2004.06.26
What people die of, across all the nations. Betcha didn't know Luxembourg leads the world in death by Hydrocephalus, or Poland by Sunburn... (page crashes firefox and mozilla browsers, or so they tell me.)
Politics of the Moment
GeorgeWBush.com has a new video ad that's SO muddled...at first I thought they were comparing Kerry, Gore, et al. to Hitler, but no, they're trying to say that the left is a bunch of wild-eyed radicals who are saying Bush is like Hiter...this Metafilter conversation talks about how bizarre and unclear a message it is. ("Fark meets Godwin to create the season's most most apt and potent catchphrase: 'Hitlerity ensues.'")
Say what you will about Bush, he's the president strictly thanks to the rounding error we call the Electoral College.

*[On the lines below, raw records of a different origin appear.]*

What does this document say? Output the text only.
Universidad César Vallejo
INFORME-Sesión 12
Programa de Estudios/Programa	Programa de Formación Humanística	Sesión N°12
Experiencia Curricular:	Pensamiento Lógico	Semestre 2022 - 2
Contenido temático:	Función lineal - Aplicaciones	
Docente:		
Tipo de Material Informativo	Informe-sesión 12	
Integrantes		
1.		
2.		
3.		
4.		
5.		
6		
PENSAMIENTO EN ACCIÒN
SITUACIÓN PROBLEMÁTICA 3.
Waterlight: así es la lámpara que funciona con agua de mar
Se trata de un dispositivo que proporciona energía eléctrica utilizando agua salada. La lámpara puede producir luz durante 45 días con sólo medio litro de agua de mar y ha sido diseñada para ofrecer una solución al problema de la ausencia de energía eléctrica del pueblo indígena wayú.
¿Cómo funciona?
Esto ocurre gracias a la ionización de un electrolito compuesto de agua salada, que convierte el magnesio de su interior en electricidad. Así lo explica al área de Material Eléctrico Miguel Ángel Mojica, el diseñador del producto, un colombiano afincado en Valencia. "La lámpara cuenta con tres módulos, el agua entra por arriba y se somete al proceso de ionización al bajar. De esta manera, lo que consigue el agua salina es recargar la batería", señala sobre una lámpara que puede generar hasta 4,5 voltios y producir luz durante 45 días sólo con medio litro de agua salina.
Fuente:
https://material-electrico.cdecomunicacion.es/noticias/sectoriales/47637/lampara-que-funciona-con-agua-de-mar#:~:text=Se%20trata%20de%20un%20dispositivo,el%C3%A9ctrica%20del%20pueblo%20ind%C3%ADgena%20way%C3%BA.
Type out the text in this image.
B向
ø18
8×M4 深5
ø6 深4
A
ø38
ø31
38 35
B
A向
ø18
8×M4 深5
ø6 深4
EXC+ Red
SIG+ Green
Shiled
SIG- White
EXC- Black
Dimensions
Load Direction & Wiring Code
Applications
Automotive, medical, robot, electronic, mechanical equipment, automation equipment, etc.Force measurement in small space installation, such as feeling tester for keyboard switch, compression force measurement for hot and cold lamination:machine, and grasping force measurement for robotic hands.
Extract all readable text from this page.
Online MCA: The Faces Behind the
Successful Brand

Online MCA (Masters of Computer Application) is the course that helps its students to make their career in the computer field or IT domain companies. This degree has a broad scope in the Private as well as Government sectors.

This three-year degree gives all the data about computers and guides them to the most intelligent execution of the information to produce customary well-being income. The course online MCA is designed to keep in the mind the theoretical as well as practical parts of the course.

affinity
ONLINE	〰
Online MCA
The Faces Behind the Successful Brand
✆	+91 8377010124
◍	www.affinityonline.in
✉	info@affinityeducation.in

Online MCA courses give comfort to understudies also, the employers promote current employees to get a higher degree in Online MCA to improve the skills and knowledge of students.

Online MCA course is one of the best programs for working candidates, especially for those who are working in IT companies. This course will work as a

In a direct count of votes, even the Florida mess wouldn't have mattered one iota.
Passage of the Moment
Selfridge [the department store magnate] was an interesting fellow who provides a salutary moral lesson for us all. An American, he devoted his productive years to building Selfridges into Europe's finest shopping emporium, in the process turing Oxford Street into London's main shopping venue. He led a life of stern rectitude, early bedtime and tireless work. He drank lots of milk and never fooled around. But in 1918 his wife died and the sudden release from marital bounds rather went to his head. He took up with a pair of Hungarian-American cuties known in music-hall circles as the Dolly Sisters, and fell into rakish ways. With a Dolly on each arm, he took to roaming the casinos of Europe, gambling and losing lavlishly. He dined out every night, invested foolish sums in racehorses and motorcars, bought Highcliffe Castle and laid plans to build a 250-room estate at Hengistbury Head near by. In ten years he raced through $8 million, lost control of Selfridges, lost his castle and London home, his racehorses and his Rolls-Royces, and eventually ended up living alone in a small flat in Putney and travelling by bus. He died penniless and virtually forgotten on 8 May 1947. But of course he had had the inestimable pleasure of bonking twin sisters, which is the main thing.The book is an American ex-pat about to return to the USA and making one last 7-week tour of the British isles on his own - a good read I'd recommend, laugh-out-loud in many parts. Soon after relating that story he talks about the British love of small pleasures, and how its made his own life richer, and how he knew when he was becoming one of them:
I remember finding myself in damp clothes in a cold café on a dreary seaside promenade and being presented with a cup of tea and a teacake and going 'Ooh, lovely!', and I knew then that the process had started.Something about that "Ooh loveley!" attitude is sticking in my head.